Unnamed: 0,index,publisher,item_id,title_and_num,qty_sold,date_sold,account_num,comic_title
0,33,Archie Comics,DCD617897,Afterlife With Archie #1 Franc,1,2013-10-30 15:14:23,161,Afterlife With Archie (Archie)
1,43,Archie Comics,DCD617564,Afterlife With Archie #1 Reg C,1,2013-10-30 15:14:23,161,Afterlife With Archie (Archie)
2,54,Archie Comics,DCDL012758,Afterlife With Archie #10 Cvr,1,2016-09-04 11:08:02,161,Afterlife With Archie (Archie)
3,104,Archie Comics,DCD622673,Afterlife With Archie #3 Reg F,1,2014-01-24 11:42:27,161,Afterlife With Archie (Archie)
4,124,Archie Comics,DCD625043,Afterlife With Archie #4 Reg F,1,2014-03-12 18:12:06,161,Afterlife With Archie (Archie)


In [22]:
# Make a list of test comic_title
already_bought = ['Paper Girls (Image)', 'Saga (Other)', 'Fade Out (Image)']

In [23]:
temp_df.loc[temp_df['comic_title'].isin(already_bought)]

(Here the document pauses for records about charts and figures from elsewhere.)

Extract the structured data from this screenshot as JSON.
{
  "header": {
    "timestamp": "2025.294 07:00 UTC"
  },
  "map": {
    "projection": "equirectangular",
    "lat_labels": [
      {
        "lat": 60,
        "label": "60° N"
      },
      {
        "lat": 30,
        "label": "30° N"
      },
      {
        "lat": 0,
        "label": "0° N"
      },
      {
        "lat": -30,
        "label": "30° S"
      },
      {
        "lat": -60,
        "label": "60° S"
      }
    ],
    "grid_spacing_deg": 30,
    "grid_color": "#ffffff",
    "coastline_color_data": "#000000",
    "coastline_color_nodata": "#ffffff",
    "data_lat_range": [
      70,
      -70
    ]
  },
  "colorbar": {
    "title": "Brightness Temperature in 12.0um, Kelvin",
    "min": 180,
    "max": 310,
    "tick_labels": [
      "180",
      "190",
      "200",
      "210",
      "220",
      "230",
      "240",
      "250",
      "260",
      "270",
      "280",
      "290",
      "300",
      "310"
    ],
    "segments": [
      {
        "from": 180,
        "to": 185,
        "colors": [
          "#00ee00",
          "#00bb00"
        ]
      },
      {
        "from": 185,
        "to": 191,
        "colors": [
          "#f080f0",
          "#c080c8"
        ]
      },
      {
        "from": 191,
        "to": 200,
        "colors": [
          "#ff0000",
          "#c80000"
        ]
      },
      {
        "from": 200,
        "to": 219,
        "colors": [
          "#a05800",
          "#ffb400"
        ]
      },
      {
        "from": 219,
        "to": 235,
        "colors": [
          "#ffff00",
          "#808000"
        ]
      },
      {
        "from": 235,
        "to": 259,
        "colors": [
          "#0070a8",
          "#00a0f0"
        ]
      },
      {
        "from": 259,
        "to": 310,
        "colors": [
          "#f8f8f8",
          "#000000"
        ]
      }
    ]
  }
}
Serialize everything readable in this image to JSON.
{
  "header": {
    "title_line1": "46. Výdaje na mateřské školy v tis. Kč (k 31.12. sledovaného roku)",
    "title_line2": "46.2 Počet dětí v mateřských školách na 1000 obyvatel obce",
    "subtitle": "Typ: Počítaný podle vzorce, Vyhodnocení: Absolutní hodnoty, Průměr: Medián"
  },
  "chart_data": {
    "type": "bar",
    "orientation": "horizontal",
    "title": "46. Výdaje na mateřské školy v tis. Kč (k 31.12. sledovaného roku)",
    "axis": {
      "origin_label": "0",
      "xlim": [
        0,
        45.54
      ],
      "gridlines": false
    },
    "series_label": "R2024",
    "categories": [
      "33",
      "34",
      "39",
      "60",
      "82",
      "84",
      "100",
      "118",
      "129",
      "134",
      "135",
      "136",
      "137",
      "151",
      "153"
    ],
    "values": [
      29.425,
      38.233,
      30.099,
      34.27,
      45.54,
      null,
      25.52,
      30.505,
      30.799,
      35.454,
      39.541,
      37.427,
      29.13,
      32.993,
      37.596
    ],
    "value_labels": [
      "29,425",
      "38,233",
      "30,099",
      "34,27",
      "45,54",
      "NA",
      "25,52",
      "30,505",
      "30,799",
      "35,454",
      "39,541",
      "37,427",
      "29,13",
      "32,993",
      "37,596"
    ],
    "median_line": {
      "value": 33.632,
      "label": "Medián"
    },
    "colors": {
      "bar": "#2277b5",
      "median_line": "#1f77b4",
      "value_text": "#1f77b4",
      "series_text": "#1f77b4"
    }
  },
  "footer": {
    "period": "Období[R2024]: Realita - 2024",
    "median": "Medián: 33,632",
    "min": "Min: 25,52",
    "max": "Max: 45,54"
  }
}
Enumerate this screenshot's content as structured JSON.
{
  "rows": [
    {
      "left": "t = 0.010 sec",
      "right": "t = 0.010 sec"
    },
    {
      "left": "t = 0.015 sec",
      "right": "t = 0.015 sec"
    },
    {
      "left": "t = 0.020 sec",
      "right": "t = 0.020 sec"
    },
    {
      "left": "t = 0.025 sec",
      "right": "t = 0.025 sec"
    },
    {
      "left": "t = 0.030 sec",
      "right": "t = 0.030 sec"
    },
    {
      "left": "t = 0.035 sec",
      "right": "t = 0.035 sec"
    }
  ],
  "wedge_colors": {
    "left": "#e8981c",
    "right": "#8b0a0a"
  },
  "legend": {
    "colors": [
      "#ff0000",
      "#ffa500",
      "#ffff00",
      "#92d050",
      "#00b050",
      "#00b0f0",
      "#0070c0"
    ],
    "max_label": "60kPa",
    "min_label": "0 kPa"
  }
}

Unnamed: 0,index,publisher,item_id,title_and_num,qty_sold,date_sold,account_num,comic_title
789,230912,Image Comics,DCD647620,Fade Out #1 Movie Magazine Var,1,2014-08-22 17:37:24,161,Fade Out (Image)
790,230950,Image Comics,DCD685936,Fade Out #10 (Mr),1,2015-10-21 17:39:10,161,Fade Out (Image)
791,231004,Image Comics,DCD688869,Fade Out #11 (Mr),1,2015-11-27 13:21:36,161,Fade Out (Image)
792,231065,Image Comics,DCD691723,Fade Out #12 (Mr),1,2016-01-08 14:54:02,161,Fade Out (Image)
793,231126,Image Comics,DCD650356,Fade Out #2 (Mr),1,2014-10-04 13:12:21,161,Fade Out (Image)
794,231216,Image Comics,DCD652805,Fade Out #3 (Mr),1,2014-11-20 18:16:31,161,Fade Out (Image)
795,231272,Image Comics,DCD655569,Fade Out #4 (Mr),1,2015-01-08 17:56:58,161,Fade Out (Image)
796,231364,Image Comics,DCD663742,Fade Out #5 (Mr),1,2015-05-02 11:56:46,161,Fade Out (Image)
797,231417,Image Comics,DCD666441,Fade Out #6 (Mr),1,2015-05-27 18:34:57,161,Fade Out (Image)
798,231480,Image Comics,DCD669339,Fade Out #7 (Mr),1,2015-07-02 12:36:50,161,Fade Out (Image)


Ok, so I already knew this was the case, but just wanted to confirm.

Let's filter out comics already bought.